NEW YORK — The crowd at Yankee Stadium was loud from the first pitch of Game 4 of the American League Championship Series on Thursday night. They knew the home team needed a lift after consecutive losses against the Houston Astros.
But the steady buzz of support dissolved into fits of aggravated booing as the Astros put together an 8-3 victory.
The Yankees committed four errors, struck out 13 times and were 0 for 7 with runners in scoring position. Three-run homers by George Springer and Carlos Correa put the Astros a victory away from their second World Series in three years.
It gets worse for the Yankees. Houston has Justin Verlander ready for Game 5 on Friday night with a chance to close out the series. He faced the Yankees in Game 2 and allowed two runs over 6⅔ innings.
What little positive energy remaining in the Stadium vanished in the eighth inning when CC Sabathia was escorted off the field by an athletic trainer after suffering a shoulder injury while throwing a pitch to George Springer.
It was very likely the final moment of a Hall of Fame-worthy career for Sabathia, who announced his retirement prior to the season. Yankees manager Aaron Boone said Sabathia would likely be replaced on the roster before Game 5.
That would make him ineligible for the World Series if the Yankees pulled off a comeback.
The 39-year-old lefthander pitched 19 seasons in the majors, the final 11 for the Yankees. Sabathia won 251 games and struck out 3,093.
Outside of small groups of Astros fans behind the visitors’ dugout, Yankee Stadium was almost empty as the game ended. It brought to mind Game 3 of the Division Series last season when the Red Sox beat the Yankees, 16-1.
It was an embarrassing and depressing night for the Yankees.
“We played poorly tonight. There’s no other way to explain it,” Boone said. “We need to flush this immediately. We talked about it as a team, we need to get over this in a hurry and come put our best foot forward tomorrow. Stranger things have certainly happened. A lot stranger.”

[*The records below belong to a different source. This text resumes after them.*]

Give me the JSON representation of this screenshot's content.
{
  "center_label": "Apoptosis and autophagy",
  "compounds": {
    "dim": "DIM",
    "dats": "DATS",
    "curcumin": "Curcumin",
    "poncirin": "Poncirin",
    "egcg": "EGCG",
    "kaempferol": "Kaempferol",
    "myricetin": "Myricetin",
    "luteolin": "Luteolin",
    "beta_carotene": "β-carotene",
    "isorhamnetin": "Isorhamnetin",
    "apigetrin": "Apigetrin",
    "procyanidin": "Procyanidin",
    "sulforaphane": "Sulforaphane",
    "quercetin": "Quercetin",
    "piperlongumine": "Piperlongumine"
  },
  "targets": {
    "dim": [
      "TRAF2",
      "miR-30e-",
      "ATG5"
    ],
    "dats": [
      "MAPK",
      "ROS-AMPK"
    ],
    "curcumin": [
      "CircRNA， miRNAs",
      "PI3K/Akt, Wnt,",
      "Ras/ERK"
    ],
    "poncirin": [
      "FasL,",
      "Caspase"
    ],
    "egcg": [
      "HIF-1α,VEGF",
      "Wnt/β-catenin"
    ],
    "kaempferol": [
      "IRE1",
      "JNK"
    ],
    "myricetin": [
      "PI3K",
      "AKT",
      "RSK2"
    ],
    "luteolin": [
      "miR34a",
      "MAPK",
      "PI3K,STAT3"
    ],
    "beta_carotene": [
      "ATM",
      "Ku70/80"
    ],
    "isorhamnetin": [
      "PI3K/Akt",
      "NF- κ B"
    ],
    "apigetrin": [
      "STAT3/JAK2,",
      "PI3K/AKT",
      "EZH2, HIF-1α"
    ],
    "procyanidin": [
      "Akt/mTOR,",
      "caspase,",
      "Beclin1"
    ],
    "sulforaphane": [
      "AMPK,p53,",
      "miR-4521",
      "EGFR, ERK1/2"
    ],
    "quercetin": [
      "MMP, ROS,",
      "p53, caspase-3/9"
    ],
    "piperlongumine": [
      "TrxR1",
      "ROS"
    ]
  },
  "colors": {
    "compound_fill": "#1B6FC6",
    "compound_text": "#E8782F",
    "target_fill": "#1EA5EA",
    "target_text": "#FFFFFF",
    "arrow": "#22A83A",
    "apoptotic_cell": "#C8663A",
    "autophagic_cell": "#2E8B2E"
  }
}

The Yankees have scored only six runs in the last three games after a 7-0 victory in Game 1. They are hitless in 13 at-bats with runners in scoring position in the last two games.
This by a team that led the majors with a .294 batting average and .890 OPS with runners in scoring position during the season.
The Yankees scored a run in the first inning against Zack Greinke, who didn’t have command of his fastball and walked Brett Gardner with the bases loaded.
Then Springer connected off Masahiro Tanaka in the third inning and Correa off Chad Green in the sixth.
Gary Sánchez, who was 2 of 23 in the postseason, hit a two-run homer for the Yankees in the sixth inning. But poor defense by the Yankees gave the Astros runs in the eighth and ninth.
The Yankees had not committed four errors in a postseason game since 1976.
From a pitching standpoint, the big moment for Houston came in the fifth inning. After Greinke put two runners on with one out, former Red Sox minor leaguer Ryan Pressly walked Aaron Hicks to load the bases then struck out Gleyber Torres swinging at a slider and Edwin Encarnacion swinging at a fastball.
“Pressly is really good. The power breaking ball I thought was going to be really good during that group of hitters,” Astros manager A.J. Hinch said. “Torres had killed Greinke over the last couple games, too. I was well aware of that.
Houston’s bullpen held the Yankees to two runs over 4⅔ innings.
“The best thing we did was put Game 1 behind us,” Houston right fielder Josh Reddick said. “We have a great pitching staff and to come in here and take two games, it was a big momentum swing.”
A victory on Friday would give the Astros three days off before hosting the Washington Nationals in Game 1 of the World Series on Tuesday.
It also would allow them to start Gerrit Cole, Greinke and Verlander in the first three games against Washington’s trio of Max Scherzer, Stephen Strasburg and Patrick Corbin.
“Getting that win [Friday] would give us some time to spend with our families and have some light workouts,” Reddick said. “That would be huge. We still have work to do.”